The key is to take away any possible routes into your attic or house:

  1. Use metal flashing - Once you find their entry point, use metal flashing to seal the hole. In my case, I went into my attic and was able to seal up the hole from the inside, and I haven't had any squirrel problems since (this was nearly three years ago).
  2. Repair any gaps around vents, turbines, etc. - Even if you have fixed a primary entry point for squirrels, check that there are no gaps around any of your roof vents, turbines, etc. If there are, get a qualified roofer to help you get them sealed.
  3. Install a chimney cap - One way that squirrels often get into a home is through the chimney, especially in older homes that do not have a chimney cap. Installing a chimney cap can help prevent squirrels and other critters from entering your home.
  4. Trim tree branches near the house - You have probably noticed that squirrels are rather acrobatic and can jump quite a distance. If you have tree branches that extend over your roof or are even within a few feet of your roof, squirrels can use that as a road in. Trimming these can help with the issue, although I have seen squirrels climb brick facades with no problem, so cutting back tree limbs might not completely eliminate their ability to get to your roof, but it will help.
  5. Remove any food sources - If you have an oak tree or other seed/nut producing plant in your yard, you have a natural food source for squirrels. While cutting down the tree is probably overkill, doing what you can to keep the nuts or acorns as far away from your house as possible will help.

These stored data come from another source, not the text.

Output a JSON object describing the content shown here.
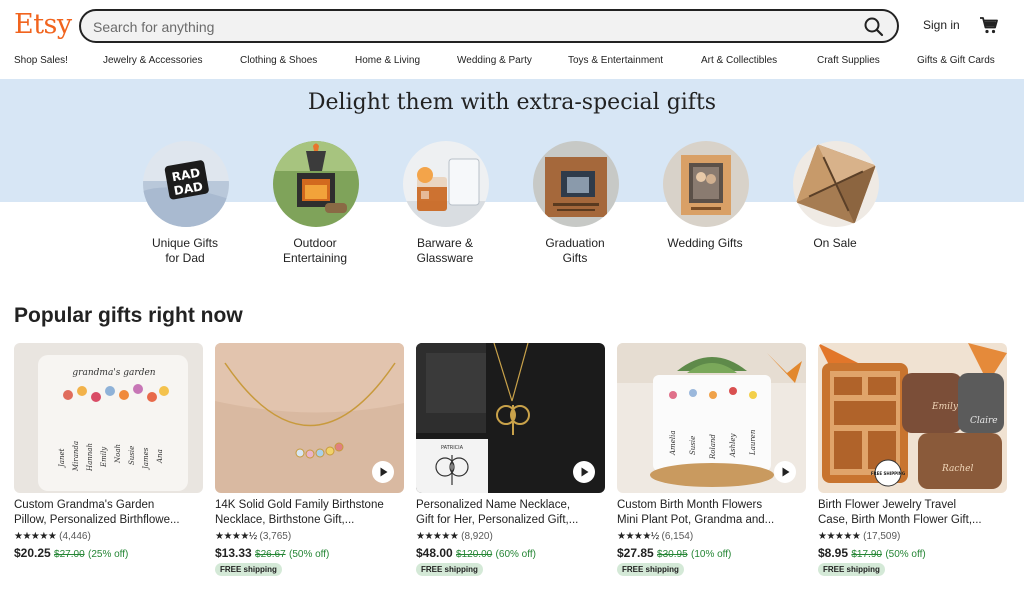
{
  "header": {
    "logo": "Etsy",
    "search_placeholder": "Search for anything",
    "sign_in": "Sign in"
  },
  "nav": [
    "Shop Sales!",
    "Jewelry & Accessories",
    "Clothing & Shoes",
    "Home & Living",
    "Wedding & Party",
    "Toys & Entertainment",
    "Art & Collectibles",
    "Craft Supplies",
    "Gifts & Gift Cards"
  ],
  "hero": {
    "title": "Delight them with extra-special gifts",
    "categories": [
      {
        "line1": "Unique Gifts",
        "line2": "for Dad"
      },
      {
        "line1": "Outdoor",
        "line2": "Entertaining"
      },
      {
        "line1": "Barware &",
        "line2": "Glassware"
      },
      {
        "line1": "Graduation",
        "line2": "Gifts"
      },
      {
        "line1": "Wedding Gifts",
        "line2": ""
      },
      {
        "line1": "On Sale",
        "line2": ""
      }
    ],
    "rad_dad_text_1": "RAD",
    "rad_dad_text_2": "DAD"
  },
  "popular": {
    "title": "Popular gifts right now",
    "products": [
      {
        "line1": "Custom Grandma's Garden",
        "line2": "Pillow, Personalized Birthflowe...",
        "stars": "★★★★★",
        "count": "(4,446)",
        "price": "$20.25",
        "was": "$27.00",
        "off": "(25% off)",
        "shipping": ""
      },
      {
        "line1": "14K Solid Gold Family Birthstone",
        "line2": "Necklace, Birthstone Gift,...",
        "stars": "★★★★½",
        "count": "(3,765)",
        "price": "$13.33",
        "was": "$26.67",
        "off": "(50% off)",
        "shipping": "FREE shipping"
      },
      {
        "line1": "Personalized Name Necklace,",
        "line2": "Gift for Her, Personalized Gift,...",
        "stars": "★★★★★",
        "count": "(8,920)",
        "price": "$48.00",
        "was": "$120.00",
        "off": "(60% off)",
        "shipping": "FREE shipping"
      },
      {
        "line1": "Custom Birth Month Flowers",
        "line2": "Mini Plant Pot, Grandma and...",
        "stars": "★★★★½",
        "count": "(6,154)",
        "price": "$27.85",
        "was": "$30.95",
        "off": "(10% off)",
        "shipping": "FREE shipping"
      },
      {
        "line1": "Birth Flower Jewelry Travel",
        "line2": "Case, Birth Month Flower Gift,...",
        "stars": "★★★★★",
        "count": "(17,509)",
        "price": "$8.95",
        "was": "$17.90",
        "off": "(50% off)",
        "shipping": "FREE shipping"
      }
    ],
    "pillow_text": "grandma's garden",
    "pillow_names": [
      "Janet",
      "Miranda",
      "Hannah",
      "Emily",
      "Noah",
      "Susie",
      "James",
      "Ana"
    ],
    "pot_names": [
      "Amelia",
      "Susie",
      "Roland",
      "Ashley",
      "Lauren"
    ],
    "case_names": [
      "Emily",
      "Claire",
      "Rachel"
    ],
    "necklace_tag": "PATRICIA",
    "free_ship_badge": "FREE SHIPPING"
  },
  "colors": {
    "brand": "#f1641e",
    "hero_band": "#d7e6f5",
    "sale_green": "#258635",
    "ship_badge": "#d4e9d7"
  }
}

Repairing Squirrel Damage to Your Home

Once you have successfully chased the squirrels away and prevented their return, you will want to repair any damage they have done to your home. Leaving open holes can lead to rain leaking into your house, which can obviously lead to other problems. Also, if the squirrels have chewed through wood trim, the newly exposed part of the wood that surrounds the hole will only continue to degrade with time, so you will want to repair this in order to prevent further damage to your trim or siding.

Be sure to check the wiring in your attic once the squirrels have left. If you see signs of chewing on the wires, have a qualified electrician assess the damage and make any necessary repairs.

You should also check to see if the squirrels have displaced any insulation in your attic when they built their nests. If so, you may need to add a little more insulation in some areas.

Squirrels Have to Chew for Survival

Believe it or not, squirrels have to chew for survival. Their front teeth never stop growing. As a result, they must constantly chew on something in order to keep their teeth filed down. While this is good for them and their nut eating diet, it means they will chew on anything around your house. So, as you are looking around at what needs to be repaired, check everything for damage that was in the area(s) in which the squirrels took up residence.


Having squirrels in your attic (or any other part of your house for that matter) is no fun for a homeowner. These rodents can do quite a bit of damage to your house, and they can also be quite a nuisance to you and your family. However, it is possible to quickly get rid of them for little cost. By employing these strategies, you can protect both your home and mother nature by safely and humanely removing these furry friends from your house. Remember, your goal is to live in harmony with nature and your ecosystem.